Going Out: Feeling safe and supportive to have the freedom and confidence to go out and explore the world. Exploration and new adventures are encouraged.

Coming In: Coming back in for comfort, protection and the filling of the emotional cup. Welcoming children back in from their exploration, helping them organize their feelings, and offering comfort and understanding.

Hands On: Caregiver is in charge in a kind way. The parent’s goal is to be Bigger, Stronger, Wiser and Kinder, so the child trusts the parent can help determine what is needed when the child feels lost, confused or out of control. The opposite of this “Coming In” is pain and frustration – which will always happen sometimes as part of the human experience.

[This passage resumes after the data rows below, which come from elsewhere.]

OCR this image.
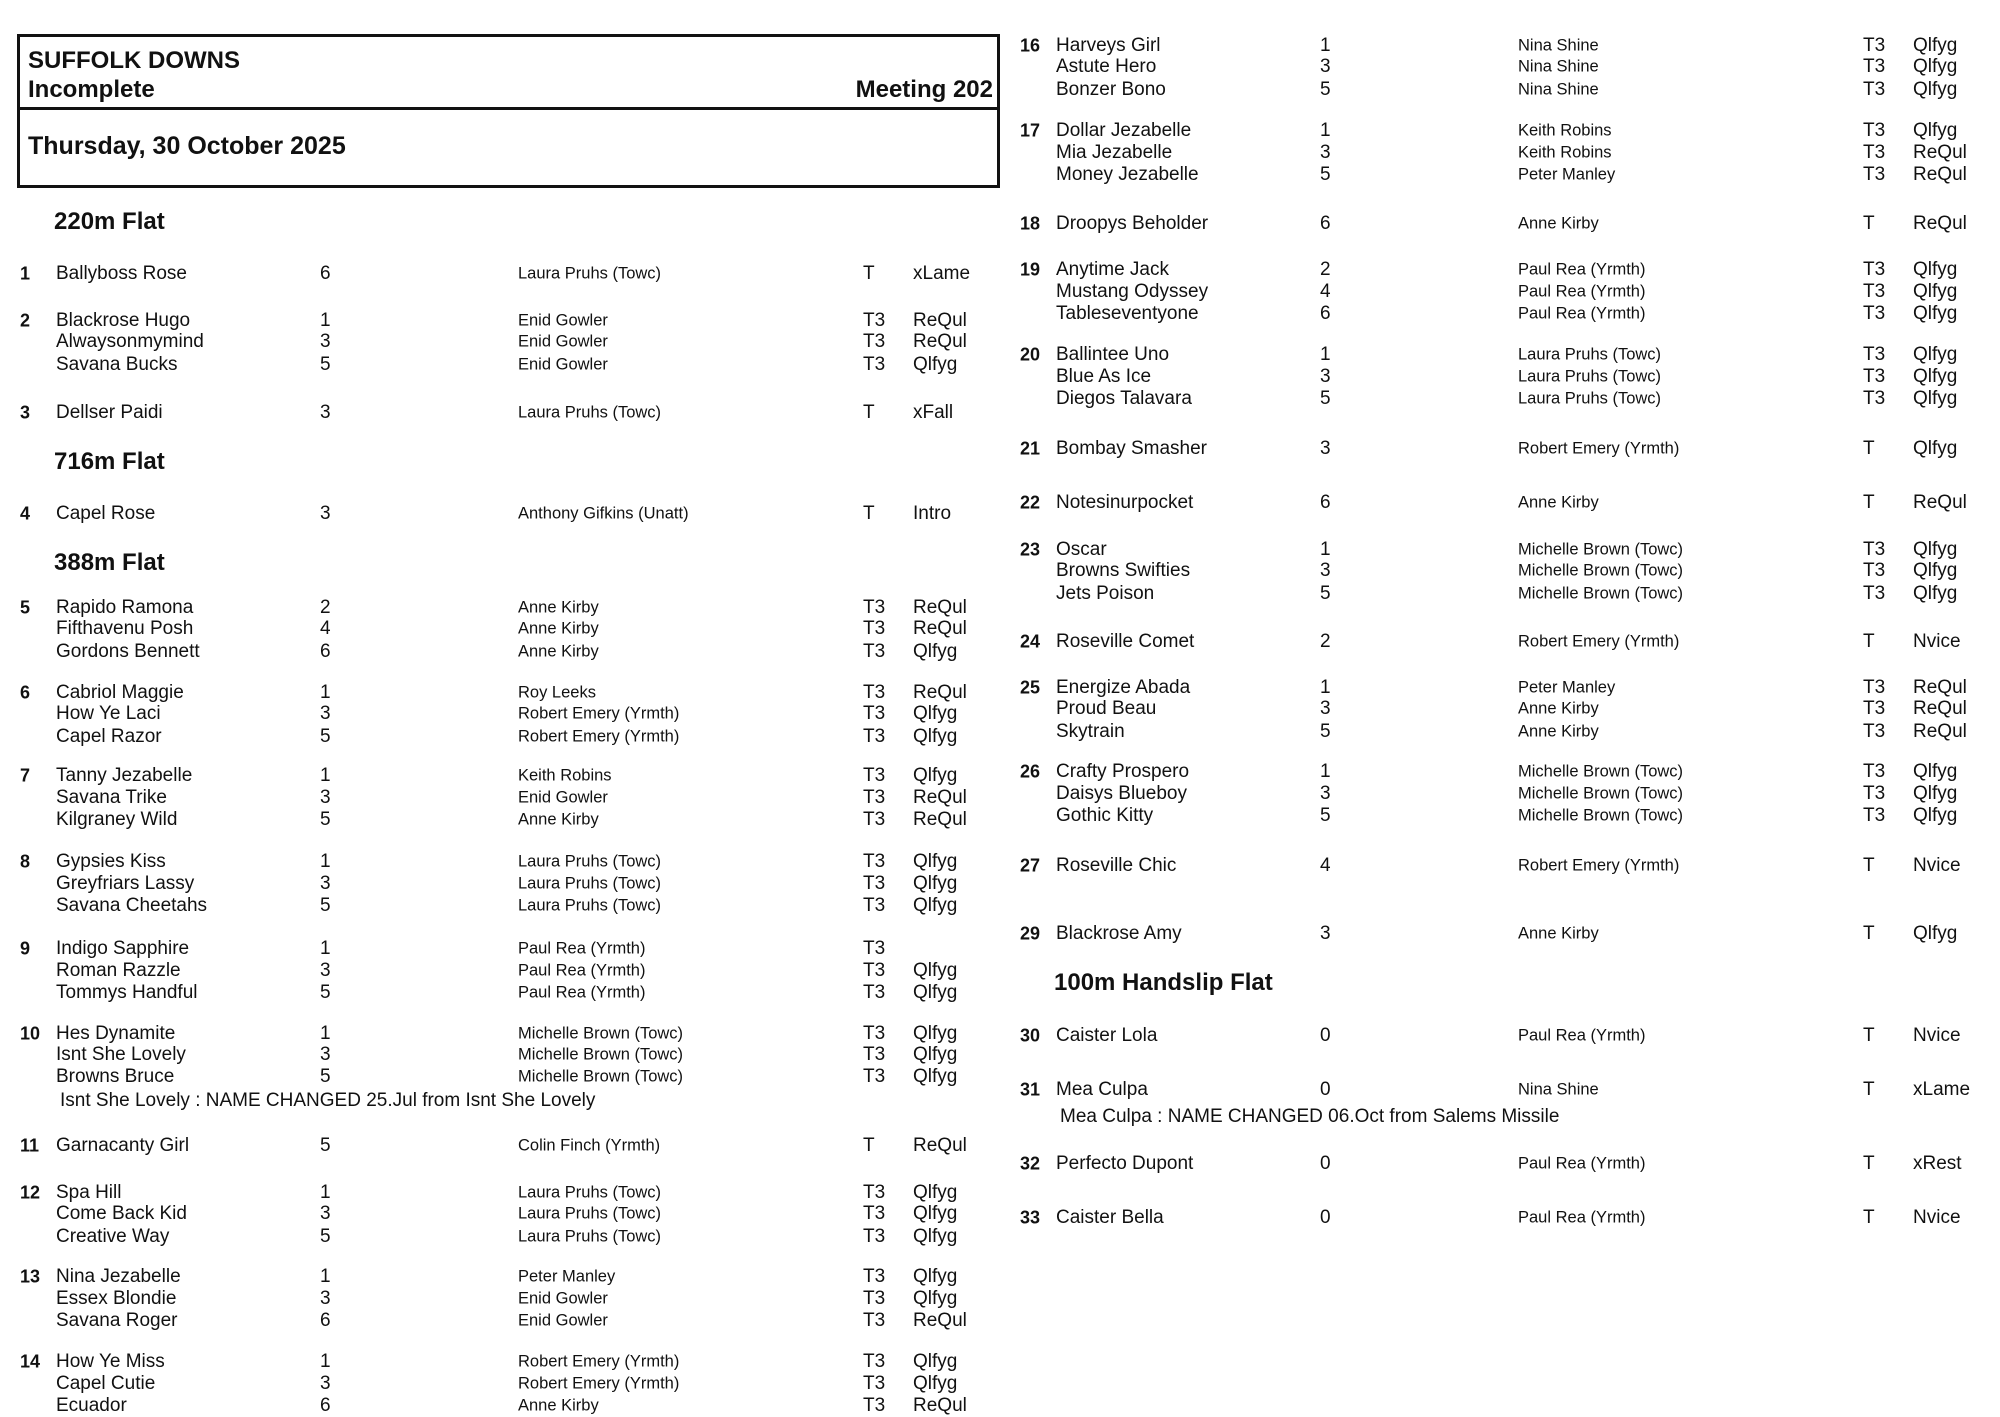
SUFFOLK DOWNS
Incomplete	Meeting 202
Thursday, 30 October 2025
220m Flat
1 Ballyboss Rose	6	Laura Pruhs (Towc)	T xLame
2 Blackrose Hugo	1	Enid Gowler	T3 ReQul
Alwaysonmymind	3	Enid Gowler	T3 ReQul
Savana Bucks	5	Enid Gowler	T3 Qlfyg
3 Dellser Paidi	3	Laura Pruhs (Towc)	T xFall
716m Flat
4 Capel Rose	3	Anthony Gifkins (Unatt)	T Intro
388m Flat
5 Rapido Ramona	2	Anne Kirby	T3 ReQul
Fifthavenu Posh	4	Anne Kirby	T3 ReQul
Gordons Bennett	6	Anne Kirby	T3 Qlfyg
6 Cabriol Maggie	1	Roy Leeks	T3 ReQul
How Ye Laci	3	Robert Emery (Yrmth)	T3 Qlfyg
Capel Razor	5	Robert Emery (Yrmth)	T3 Qlfyg
7 Tanny Jezabelle	1	Keith Robins	T3 Qlfyg
Savana Trike	3	Enid Gowler	T3 ReQul
Kilgraney Wild	5	Anne Kirby	T3 ReQul
8 Gypsies Kiss	1	Laura Pruhs (Towc)	T3 Qlfyg
Greyfriars Lassy	3	Laura Pruhs (Towc)	T3 Qlfyg
Savana Cheetahs	5	Laura Pruhs (Towc)	T3 Qlfyg
9 Indigo Sapphire	1	Paul Rea (Yrmth)	T3
Roman Razzle	3	Paul Rea (Yrmth)	T3 Qlfyg
Tommys Handful	5	Paul Rea (Yrmth)	T3 Qlfyg
10 Hes Dynamite	1	Michelle Brown (Towc)	T3 Qlfyg
Isnt She Lovely	3	Michelle Brown (Towc)	T3 Qlfyg
Browns Bruce	5	Michelle Brown (Towc)	T3 Qlfyg
Isnt She Lovely : NAME CHANGED 25.Jul from Isnt She Lovely
11 Garnacanty Girl	5	Colin Finch (Yrmth)	T ReQul
12 Spa Hill	1	Laura Pruhs (Towc)	T3 Qlfyg
Come Back Kid	3	Laura Pruhs (Towc)	T3 Qlfyg
Creative Way	5	Laura Pruhs (Towc)	T3 Qlfyg
13 Nina Jezabelle	1	Peter Manley	T3 Qlfyg
Essex Blondie	3	Enid Gowler	T3 Qlfyg
Savana Roger	6	Enid Gowler	T3 ReQul
14 How Ye Miss	1	Robert Emery (Yrmth)	T3 Qlfyg
Capel Cutie	3	Robert Emery (Yrmth)	T3 Qlfyg
Ecuador	6	Anne Kirby	T3 ReQul
16 Harveys Girl	1	Nina Shine	T3 Qlfyg
Astute Hero	3	Nina Shine	T3 Qlfyg
Bonzer Bono	5	Nina Shine	T3 Qlfyg
17 Dollar Jezabelle	1	Keith Robins	T3 Qlfyg
Mia Jezabelle	3	Keith Robins	T3 ReQul
Money Jezabelle	5	Peter Manley	T3 ReQul
18 Droopys Beholder	6	Anne Kirby	T ReQul
19 Anytime Jack	2	Paul Rea (Yrmth)	T3 Qlfyg
Mustang Odyssey	4	Paul Rea (Yrmth)	T3 Qlfyg
Tableseventyone	6	Paul Rea (Yrmth)	T3 Qlfyg
20 Ballintee Uno	1	Laura Pruhs (Towc)	T3 Qlfyg
Blue As Ice	3	Laura Pruhs (Towc)	T3 Qlfyg
Diegos Talavara	5	Laura Pruhs (Towc)	T3 Qlfyg
21 Bombay Smasher	3	Robert Emery (Yrmth)	T Qlfyg
22 Notesinurpocket	6	Anne Kirby	T ReQul
23 Oscar	1	Michelle Brown (Towc)	T3 Qlfyg
Browns Swifties	3	Michelle Brown (Towc)	T3 Qlfyg
Jets Poison	5	Michelle Brown (Towc)	T3 Qlfyg
24 Roseville Comet	2	Robert Emery (Yrmth)	T Nvice
25 Energize Abada	1	Peter Manley	T3 ReQul
Proud Beau	3	Anne Kirby	T3 ReQul
Skytrain	5	Anne Kirby	T3 ReQul
26 Crafty Prospero	1	Michelle Brown (Towc)	T3 Qlfyg
Daisys Blueboy	3	Michelle Brown (Towc)	T3 Qlfyg
Gothic Kitty	5	Michelle Brown (Towc)	T3 Qlfyg
27 Roseville Chic	4	Robert Emery (Yrmth)	T Nvice
29 Blackrose Amy	3	Anne Kirby	T Qlfyg
100m Handslip Flat
30 Caister Lola	0	Paul Rea (Yrmth)	T Nvice
31 Mea Culpa	0	Nina Shine	T xLame
Mea Culpa : NAME CHANGED 06.Oct from Salems Missile
32 Perfecto Dupont	0	Paul Rea (Yrmth)	T xRest
33 Caister Bella	0	Paul Rea (Yrmth)	T Nvice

Remember: There’s no such thing as a perfect parent. Perfection in meeting our children’s needs is not the goal. Positive effort, practice and “good enough” parenting is the goal.

Parenting Reflections:

  • Developmentally, what are your children working on with the Circle of Security: “Going Out, Coming In or Hands On?”
  • What attachment need is most natural/easiest for you to support? And what feels most challenging to support?

Parenting Practice:

  • This week when your children flip their lids, or after a flipped lid, see if you can name, “they are/were coming in on the Circle of Security” and “they need me to a secure base and safe haven” and “I can do this” in a way that speaks to you. If that is challenging, the first step is to be the secure base and safe haven for yourself first.
  • Remind yourself to keep breathing, and to be Bigger, Wiser, Stronger, & Kinder.
  • Be patient with yourself, just like you would be if you were learning how to play a new instrument or learning a new language. Remind yourself that perfection isn’t the goal, rather the goal is to be “good enough.”